U.S. light-truck sales jumped 16 percent last month and rose 9.5 percent in the first quarter, while car demand slumped 8.9 percent in March and is off 11 percent in the first three months. Overall, car sales are on pace to fall for the fifth straight year.

"We expect SUV and light-truck sales to continue to outpace passenger cars," said Jack Hollis, general manager of Toyota division. "The question is where are we going? It looks like the industry continues to be pushing that 70/30 [mix], that 30 percent passenger cars vs. that 70 percent SUV/truck. There's a pretty strong indication we're going to be there."

Spring sizzle

U.S. light-vehicle deliveries — behind higher discounts and fleet shipments, the surge in light-truck demand and an extra weekend of sales — rose 6.4 percent in March, topping expectations as the crucial spring selling season began with some sizzle.

It was the industry's largest year-over-year increase since monthly volume rose 7 percent year over year in February 2016.

The seasonally adjusted, annualized sales rate for March — 17.49 million, well above most forecasts — marked the seventh straight month the pace of sales has topped 17 million units.

"The impact of tax reform may now be kicking in and lifting the market above previous expectations," said Charlie Chesbrough, senior economist for Cox Automotive. Even rising interest rates and new-vehicle loan rates "do not appear to be derailing automotive sales," Chesbrough added.

Though the overall U.S. market is projected to see its second consecutive annual decline in 2018, sales through March are ahead of last year's pace.

"Consumers are keeping the U.S. economy growing and auto sales very healthy," said Mustafa Mohatarem, who retired as GM's chief economist last week. "The job market is strong, consumer confidence is at decade-high levels and we see clear evidence that business owners are taking advantage of tax reform to upgrade their fleets."

Indeed, fleet volume rose 9 percent last month to 303,902 vehicles, according to Cox Automotive data, with commercial-fleet shipments rising 10 percent and daily rental deliveries jumping 12 percent.

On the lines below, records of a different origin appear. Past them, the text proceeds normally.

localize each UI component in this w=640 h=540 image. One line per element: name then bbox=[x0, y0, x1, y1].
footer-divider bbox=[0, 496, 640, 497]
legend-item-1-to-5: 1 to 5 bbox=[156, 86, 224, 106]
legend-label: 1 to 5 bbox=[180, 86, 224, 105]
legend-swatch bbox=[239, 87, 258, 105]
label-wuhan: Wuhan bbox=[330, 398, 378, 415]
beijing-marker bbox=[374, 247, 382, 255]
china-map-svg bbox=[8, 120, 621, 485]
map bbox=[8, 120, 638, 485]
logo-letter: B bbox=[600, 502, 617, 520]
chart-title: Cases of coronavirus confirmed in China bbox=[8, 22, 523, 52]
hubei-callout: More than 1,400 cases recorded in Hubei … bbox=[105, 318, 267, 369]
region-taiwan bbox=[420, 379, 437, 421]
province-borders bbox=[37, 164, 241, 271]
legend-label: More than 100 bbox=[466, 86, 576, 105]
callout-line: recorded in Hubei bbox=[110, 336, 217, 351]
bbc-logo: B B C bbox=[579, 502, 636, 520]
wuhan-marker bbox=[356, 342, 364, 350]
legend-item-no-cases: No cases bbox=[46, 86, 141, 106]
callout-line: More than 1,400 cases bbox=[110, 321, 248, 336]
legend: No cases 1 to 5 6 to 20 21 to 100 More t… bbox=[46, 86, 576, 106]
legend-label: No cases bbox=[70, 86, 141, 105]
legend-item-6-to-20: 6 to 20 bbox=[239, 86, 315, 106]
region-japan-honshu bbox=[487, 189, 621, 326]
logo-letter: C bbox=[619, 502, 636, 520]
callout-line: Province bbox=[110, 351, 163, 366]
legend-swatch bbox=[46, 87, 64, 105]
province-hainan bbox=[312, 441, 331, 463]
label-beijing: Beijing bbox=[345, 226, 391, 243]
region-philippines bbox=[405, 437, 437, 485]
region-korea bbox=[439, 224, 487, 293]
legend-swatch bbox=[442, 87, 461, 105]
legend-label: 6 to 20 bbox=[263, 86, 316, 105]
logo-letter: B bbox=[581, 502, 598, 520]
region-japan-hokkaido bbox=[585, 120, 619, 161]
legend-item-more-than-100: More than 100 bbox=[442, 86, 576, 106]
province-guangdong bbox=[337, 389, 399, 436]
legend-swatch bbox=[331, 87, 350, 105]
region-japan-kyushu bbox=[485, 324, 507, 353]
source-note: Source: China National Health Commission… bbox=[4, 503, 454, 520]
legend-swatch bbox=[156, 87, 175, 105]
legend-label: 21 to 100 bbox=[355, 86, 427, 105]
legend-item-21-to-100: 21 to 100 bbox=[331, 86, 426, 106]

And like the overall market, light trucks represented 67 percent of fleet volume in March.

But there are major headwinds.

Average new-vehicle transaction prices and interest rates on new-vehicle loans are rising, raising monthly loan payments and squeezing customers with less-than-stellar credit out of the new-vehicle market. And Cox Automotive warns millions of "gently used" off-lease vehicles are providing growing competition for new-car demand.

Market pressures

Overall, U.S. sales are still forecast to drop below 17 million in 2018 for the first time in three years, with most estimates from analysts ranging from 16.7 million to 16.9 million units.

And J.D. Power says the sales environment for pickups, SUVs and crossovers is increasingly tough, with average incentives up $160 per vehicle in March.

"While there are some terrific legacy products in the marketplace, there's also a tremendous amount of new product activity," said Thomas King, head of data at J.D. Power. "It's difficult for everybody to maintain those sales rates that they aspire to."

When automakers can't maintain sales rates they aspire to, King warned, "folks start putting their hands in their pocket to stimulate demand, which takes us, of course, to incentives."

Laurence Iliff and Leslie J. Allen contributed to this report.